Vento & flipper

vento
Non è tanto il racconto che mi colpisce, ma il modo in cui si racconta.

E qui da imparare c’è veramente tanto.
Per primo, come si scrive un romanzo.
Non c’è una regola valida per tutti. Nessun confine.
Ispirazione? Una, nessuna, centomila.
Dubbi, paure? Eterne sconfitte.
Unico fallimento: non provare affatto.
Murakami racconta del suo tavolo da cucina, di come si è perso dietro miriadi di parole confuse e incerte.
Melodrammi stonati e accenti forti di storia. E poi narrazioni semplici di ragazzi ancora alla ricerca di qualcosa. No, non sono le sue storie migliori.
Ma migliore è il suono. Il primo della sua penna.
Lo vedo ancora ragazzino in preda alla voglia affamata di scrivere. 
Un flebile sussurro nel vento che risuona come un boato alle sue orecchie.
Il livello da raggiungere è davvero alto.
E crudele è il tempo.
Oggi un pensiero agitato anima la mia mente; mi accompagna per strada, mentre cerco di affermare le mie giornate inquiete.
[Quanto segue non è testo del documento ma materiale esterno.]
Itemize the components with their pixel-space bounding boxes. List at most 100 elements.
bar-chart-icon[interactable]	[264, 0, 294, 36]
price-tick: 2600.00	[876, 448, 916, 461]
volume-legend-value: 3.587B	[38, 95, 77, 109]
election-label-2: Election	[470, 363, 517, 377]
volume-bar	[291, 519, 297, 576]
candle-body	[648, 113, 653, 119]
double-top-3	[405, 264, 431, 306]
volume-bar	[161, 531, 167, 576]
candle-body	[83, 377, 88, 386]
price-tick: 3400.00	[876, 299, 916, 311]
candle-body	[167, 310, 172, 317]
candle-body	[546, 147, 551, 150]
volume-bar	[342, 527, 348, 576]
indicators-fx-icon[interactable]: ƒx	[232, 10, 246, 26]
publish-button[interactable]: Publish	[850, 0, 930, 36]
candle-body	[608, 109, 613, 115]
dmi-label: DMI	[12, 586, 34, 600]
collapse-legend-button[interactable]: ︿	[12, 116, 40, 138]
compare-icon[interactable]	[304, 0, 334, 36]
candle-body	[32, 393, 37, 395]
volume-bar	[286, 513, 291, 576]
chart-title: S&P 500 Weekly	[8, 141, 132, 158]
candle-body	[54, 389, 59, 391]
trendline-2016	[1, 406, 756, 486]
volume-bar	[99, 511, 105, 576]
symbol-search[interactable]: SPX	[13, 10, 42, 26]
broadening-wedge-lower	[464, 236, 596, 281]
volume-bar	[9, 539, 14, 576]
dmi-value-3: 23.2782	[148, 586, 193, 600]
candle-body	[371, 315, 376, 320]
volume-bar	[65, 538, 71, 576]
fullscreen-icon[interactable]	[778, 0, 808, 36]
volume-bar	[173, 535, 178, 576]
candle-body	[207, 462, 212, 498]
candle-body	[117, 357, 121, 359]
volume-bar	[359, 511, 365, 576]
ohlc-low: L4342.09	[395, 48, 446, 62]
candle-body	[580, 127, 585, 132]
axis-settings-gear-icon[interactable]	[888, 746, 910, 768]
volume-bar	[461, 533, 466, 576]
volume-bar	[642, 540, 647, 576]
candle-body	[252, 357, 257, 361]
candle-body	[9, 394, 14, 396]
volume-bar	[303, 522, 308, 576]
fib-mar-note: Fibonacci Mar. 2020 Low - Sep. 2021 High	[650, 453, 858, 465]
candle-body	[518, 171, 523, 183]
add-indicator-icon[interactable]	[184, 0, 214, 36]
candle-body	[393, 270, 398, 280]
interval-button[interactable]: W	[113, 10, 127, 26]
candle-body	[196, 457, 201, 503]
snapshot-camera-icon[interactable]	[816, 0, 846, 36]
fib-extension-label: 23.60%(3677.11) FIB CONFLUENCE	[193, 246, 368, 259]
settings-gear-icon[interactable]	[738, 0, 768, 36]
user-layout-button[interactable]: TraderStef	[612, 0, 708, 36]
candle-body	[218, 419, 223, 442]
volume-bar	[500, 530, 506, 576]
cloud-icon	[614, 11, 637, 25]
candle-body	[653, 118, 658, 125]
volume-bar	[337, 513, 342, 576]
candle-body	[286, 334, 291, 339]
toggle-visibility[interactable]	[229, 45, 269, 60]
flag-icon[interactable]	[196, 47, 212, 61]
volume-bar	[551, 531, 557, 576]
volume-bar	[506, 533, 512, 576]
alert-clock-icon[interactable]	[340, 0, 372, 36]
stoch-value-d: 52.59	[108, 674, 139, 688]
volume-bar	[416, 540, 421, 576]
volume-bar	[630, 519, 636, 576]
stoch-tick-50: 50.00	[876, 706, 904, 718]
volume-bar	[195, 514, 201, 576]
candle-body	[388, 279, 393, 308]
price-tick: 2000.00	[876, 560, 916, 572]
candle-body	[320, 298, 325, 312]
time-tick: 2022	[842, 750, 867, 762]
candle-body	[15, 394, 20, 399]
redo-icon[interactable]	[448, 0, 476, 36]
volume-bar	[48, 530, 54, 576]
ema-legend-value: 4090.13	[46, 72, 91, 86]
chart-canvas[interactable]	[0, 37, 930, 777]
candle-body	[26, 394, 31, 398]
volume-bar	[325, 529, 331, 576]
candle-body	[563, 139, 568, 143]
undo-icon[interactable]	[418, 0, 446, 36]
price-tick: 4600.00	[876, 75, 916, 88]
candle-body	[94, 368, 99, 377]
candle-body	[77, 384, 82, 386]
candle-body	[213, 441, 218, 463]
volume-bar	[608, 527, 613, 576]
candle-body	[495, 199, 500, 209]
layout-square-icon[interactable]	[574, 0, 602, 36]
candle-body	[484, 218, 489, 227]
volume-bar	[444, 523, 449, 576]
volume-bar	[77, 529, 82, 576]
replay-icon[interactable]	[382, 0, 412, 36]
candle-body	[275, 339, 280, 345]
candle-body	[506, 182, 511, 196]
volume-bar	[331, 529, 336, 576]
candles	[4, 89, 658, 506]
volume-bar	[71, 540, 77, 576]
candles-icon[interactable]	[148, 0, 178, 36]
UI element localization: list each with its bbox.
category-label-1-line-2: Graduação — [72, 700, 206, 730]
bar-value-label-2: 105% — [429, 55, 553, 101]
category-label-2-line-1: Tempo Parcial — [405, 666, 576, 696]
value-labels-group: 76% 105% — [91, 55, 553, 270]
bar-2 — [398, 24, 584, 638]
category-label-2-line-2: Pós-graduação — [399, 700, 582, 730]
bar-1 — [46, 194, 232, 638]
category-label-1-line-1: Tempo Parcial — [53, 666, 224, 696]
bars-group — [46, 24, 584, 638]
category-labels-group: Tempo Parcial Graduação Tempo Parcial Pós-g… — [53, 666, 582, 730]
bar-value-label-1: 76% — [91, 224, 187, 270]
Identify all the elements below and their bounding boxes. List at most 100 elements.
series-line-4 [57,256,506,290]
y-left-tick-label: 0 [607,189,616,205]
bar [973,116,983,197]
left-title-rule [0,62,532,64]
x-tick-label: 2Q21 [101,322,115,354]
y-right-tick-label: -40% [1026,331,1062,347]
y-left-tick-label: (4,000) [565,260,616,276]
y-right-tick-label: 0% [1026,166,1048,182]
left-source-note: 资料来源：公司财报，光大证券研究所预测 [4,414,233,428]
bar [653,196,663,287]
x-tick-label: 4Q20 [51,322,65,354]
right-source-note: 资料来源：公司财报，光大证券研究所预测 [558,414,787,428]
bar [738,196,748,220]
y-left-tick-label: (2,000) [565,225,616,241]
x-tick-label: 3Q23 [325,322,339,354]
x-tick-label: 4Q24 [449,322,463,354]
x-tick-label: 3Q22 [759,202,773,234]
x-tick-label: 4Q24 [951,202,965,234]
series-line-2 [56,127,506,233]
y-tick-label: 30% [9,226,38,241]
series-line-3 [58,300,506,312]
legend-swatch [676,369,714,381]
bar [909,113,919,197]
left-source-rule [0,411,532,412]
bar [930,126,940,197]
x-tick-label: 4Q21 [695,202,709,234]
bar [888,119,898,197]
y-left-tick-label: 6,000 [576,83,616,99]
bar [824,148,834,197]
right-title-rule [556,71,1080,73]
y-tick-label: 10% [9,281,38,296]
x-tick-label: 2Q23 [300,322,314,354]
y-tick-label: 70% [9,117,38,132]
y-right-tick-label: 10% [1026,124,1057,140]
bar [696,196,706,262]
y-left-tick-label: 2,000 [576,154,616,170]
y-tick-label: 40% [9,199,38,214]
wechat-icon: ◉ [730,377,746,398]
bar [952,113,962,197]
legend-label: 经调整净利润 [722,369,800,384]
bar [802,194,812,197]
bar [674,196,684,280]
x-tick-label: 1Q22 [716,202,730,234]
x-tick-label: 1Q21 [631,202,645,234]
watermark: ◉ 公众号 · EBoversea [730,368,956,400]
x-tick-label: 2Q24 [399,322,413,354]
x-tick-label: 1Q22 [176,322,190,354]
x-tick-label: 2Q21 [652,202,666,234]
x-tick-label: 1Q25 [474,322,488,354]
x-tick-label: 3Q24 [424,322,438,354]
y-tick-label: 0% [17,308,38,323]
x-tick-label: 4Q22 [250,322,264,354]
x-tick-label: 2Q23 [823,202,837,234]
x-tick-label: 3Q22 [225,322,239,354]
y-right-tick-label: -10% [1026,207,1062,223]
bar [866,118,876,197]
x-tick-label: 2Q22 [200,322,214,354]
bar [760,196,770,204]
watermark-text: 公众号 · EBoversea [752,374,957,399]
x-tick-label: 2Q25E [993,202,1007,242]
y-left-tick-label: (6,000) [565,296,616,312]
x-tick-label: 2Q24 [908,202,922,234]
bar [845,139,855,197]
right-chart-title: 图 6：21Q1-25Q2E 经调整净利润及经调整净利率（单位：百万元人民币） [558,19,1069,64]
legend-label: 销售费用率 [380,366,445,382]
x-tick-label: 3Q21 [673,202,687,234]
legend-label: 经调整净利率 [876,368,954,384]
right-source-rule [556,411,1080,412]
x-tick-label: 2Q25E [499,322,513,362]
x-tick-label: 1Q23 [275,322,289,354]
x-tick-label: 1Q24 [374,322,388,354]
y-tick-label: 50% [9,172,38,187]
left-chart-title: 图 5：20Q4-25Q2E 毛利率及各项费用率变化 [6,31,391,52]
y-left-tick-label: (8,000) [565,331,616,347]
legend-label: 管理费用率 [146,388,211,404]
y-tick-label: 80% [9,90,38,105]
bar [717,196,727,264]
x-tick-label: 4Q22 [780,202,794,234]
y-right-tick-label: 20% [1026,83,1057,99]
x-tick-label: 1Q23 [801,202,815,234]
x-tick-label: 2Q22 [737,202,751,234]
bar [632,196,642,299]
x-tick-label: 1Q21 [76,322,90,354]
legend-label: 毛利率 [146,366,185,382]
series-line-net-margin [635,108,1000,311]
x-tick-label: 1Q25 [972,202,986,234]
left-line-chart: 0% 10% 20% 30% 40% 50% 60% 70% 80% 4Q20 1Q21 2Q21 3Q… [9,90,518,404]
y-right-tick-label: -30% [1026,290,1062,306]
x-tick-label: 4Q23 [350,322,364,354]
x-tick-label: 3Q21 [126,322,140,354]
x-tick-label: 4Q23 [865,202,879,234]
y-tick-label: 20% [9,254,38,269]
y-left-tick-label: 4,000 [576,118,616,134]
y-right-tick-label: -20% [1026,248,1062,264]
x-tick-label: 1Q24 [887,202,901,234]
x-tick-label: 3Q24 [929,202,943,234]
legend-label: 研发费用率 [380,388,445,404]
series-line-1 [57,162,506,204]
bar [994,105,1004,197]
Poi arriva la sera dai suoi colori forti e cangianti come il mare.
Infine l’inverno.
Lenta digressione di un’anima alla ricerca della luce.
Sono ancora sconvolta. 
Ho bisogno di un po’ di calore. Di silenzio.
Il cuore si scalda piano piano. Il tempo si scova.
E tutto accade come su quel tavolo, in cucina.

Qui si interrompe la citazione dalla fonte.